Vukile Property Fund has sold its Spanish retail parks portfolio. As a result, the company is sharpening its focus on higher-growth shopping centres in Spain and Portugal.
Its subsidiary, Castellana Properties, signed a deal to sell the assets for €279 million (about R5.3 billion) in cash. Specifically, the buyer is Ferrel SPV 2025—a vehicle owned by funds managed by Ares Management Corporation. Notably, Ares is a global investment firm listed on the New York Stock Exchange.
This move follows closely after Vukile acquired a 35% stake in Pradera Limited. Pradera is a specialist retail property investor with a 25-year track record across Europe, the UK, China, and the Middle East. Moreover, Castellana’s CEO, Alfonso Brunet, worked at Pradera for 11 years before joining Castellana in 2017—which underscores the strong ties between the two firms.
Vukile will redeploy the sale proceeds into shopping centre investments. In addition, it will use existing cash—including R2.65 billion raised in October 2025. These funds will support value-add projects already in the pipeline. Importantly, all are at an advanced stage.
Castellana bought the retail parks in 2017. Since then, it increased net operating income by €3.7 million (26%) through active asset management. However, market conditions have shifted significantly.

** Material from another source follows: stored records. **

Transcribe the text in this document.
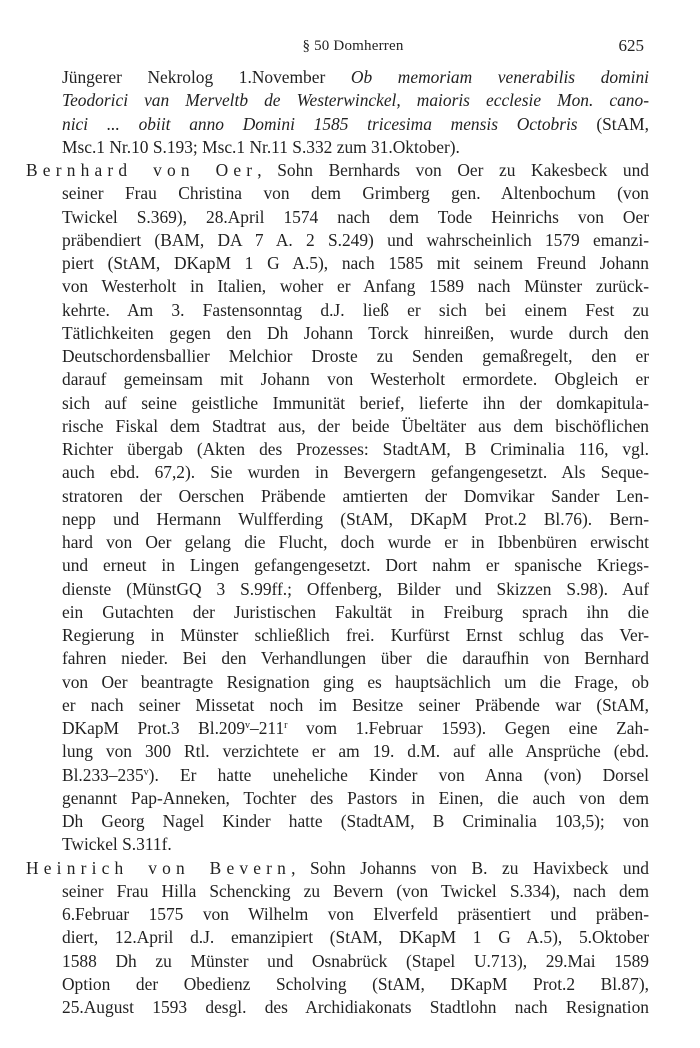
§ 50 Domherren	625
Jüngerer Nekrolog 1.November Ob memoriam venerabilis domini
Teodorici van Merveltb de Westerwinckel, maioris ecclesie Mon. cano-
nici ... obiit anno Domini 1585 tricesima mensis Octobris (StAM,
Msc.1 Nr.10 S.193; Msc.1 Nr.11 S.332 zum 31.Oktober).
Bernhard von Oer, Sohn Bernhards von Oer zu Kakesbeck und
seiner Frau Christina von dem Grimberg gen. Altenbochum (von
Twickel S.369), 28.April 1574 nach dem Tode Heinrichs von Oer
präbendiert (BAM, DA 7 A. 2 S.249) und wahrscheinlich 1579 emanzi-
piert (StAM, DKapM 1 G A.5), nach 1585 mit seinem Freund Johann
von Westerholt in Italien, woher er Anfang 1589 nach Münster zurück-
kehrte. Am 3. Fastensonntag d.J. ließ er sich bei einem Fest zu
Tätlichkeiten gegen den Dh Johann Torck hinreißen, wurde durch den
Deutschordensballier Melchior Droste zu Senden gemaßregelt, den er
darauf gemeinsam mit Johann von Westerholt ermordete. Obgleich er
sich auf seine geistliche Immunität berief, lieferte ihn der domkapitula-
rische Fiskal dem Stadtrat aus, der beide Übeltäter aus dem bischöflichen
Richter übergab (Akten des Prozesses: StadtAM, B Criminalia 116, vgl.
auch ebd. 67,2). Sie wurden in Bevergern gefangengesetzt. Als Seque-
stratoren der Oerschen Präbende amtierten der Domvikar Sander Len-
nepp und Hermann Wulfferding (StAM, DKapM Prot.2 Bl.76). Bern-
hard von Oer gelang die Flucht, doch wurde er in Ibbenbüren erwischt
und erneut in Lingen gefangengesetzt. Dort nahm er spanische Kriegs-
dienste (MünstGQ 3 S.99ff.; Offenberg, Bilder und Skizzen S.98). Auf
ein Gutachten der Juristischen Fakultät in Freiburg sprach ihn die
Regierung in Münster schließlich frei. Kurfürst Ernst schlug das Ver-
fahren nieder. Bei den Verhandlungen über die daraufhin von Bernhard
von Oer beantragte Resignation ging es hauptsächlich um die Frage, ob
er nach seiner Missetat noch im Besitze seiner Präbende war (StAM,
DKapM Prot.3 Bl.209$^v$–211$^r$ vom 1.Februar 1593). Gegen eine Zah-
lung von 300 Rtl. verzichtete er am 19. d.M. auf alle Ansprüche (ebd.
Bl.233–235$^v$). Er hatte uneheliche Kinder von Anna (von) Dorsel
genannt Pap-Anneken, Tochter des Pastors in Einen, die auch von dem
Dh Georg Nagel Kinder hatte (StadtAM, B Criminalia 103,5); von
Twickel S.311f.
Heinrich von Bevern, Sohn Johanns von B. zu Havixbeck und
seiner Frau Hilla Schencking zu Bevern (von Twickel S.334), nach dem
6.Februar 1575 von Wilhelm von Elverfeld präsentiert und präben-
diert, 12.April d.J. emanzipiert (StAM, DKapM 1 G A.5), 5.Oktober
1588 Dh zu Münster und Osnabrück (Stapel U.713), 29.Mai 1589
Option der Obedienz Scholving (StAM, DKapM Prot.2 Bl.87),
25.August 1593 desgl. des Archidiakonats Stadtlohn nach Resignation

Demand for retail parks in Spain has grown sharply. Consequently, prices have risen and future returns have narrowed. In contrast, shopping centres remain scarce. Because of this, their limited supply keeps valuations attractive—especially for local experts like Castellana.
“Now is the right time to exit retail parks,” said Vukile’s directors. “Therefore, we can redirect capital to shopping centres with stronger growth potential.”
New shopping centre development in Spain faces major hurdles. Meanwhile, retail park construction continues to rise, driven by investor demand. As a result, shopping centres now offer better long-term value for specialists who understand the local market.
The portfolio sold at a 2.5% discount to its latest valuation. That said, Castellana will manage the assets for five more years. For this service, it will earn standard market fees—ensuring continuity and steady income.
Critically, the deal is value-accretive. It locks in gains from years of strong management. Net asset value grew by 13% between purchase and sale. This performance is especially impressive given tough conditions since 2017—including rising interest rates, the pandemic, and the Ukraine war.
Investors welcomed the news. Accordingly, Vukile’s share price rose 1.01% to R24.93. This marks a clear improvement from R17.57 a year earlier.
In summary, this sale reshapes Vukile Property Fund’s European strategy. By exiting mature assets and focusing on high-potential shopping centres, the company aims for sustainable, long-term growth—particularly in markets where it holds deep expertise and competitive advantage.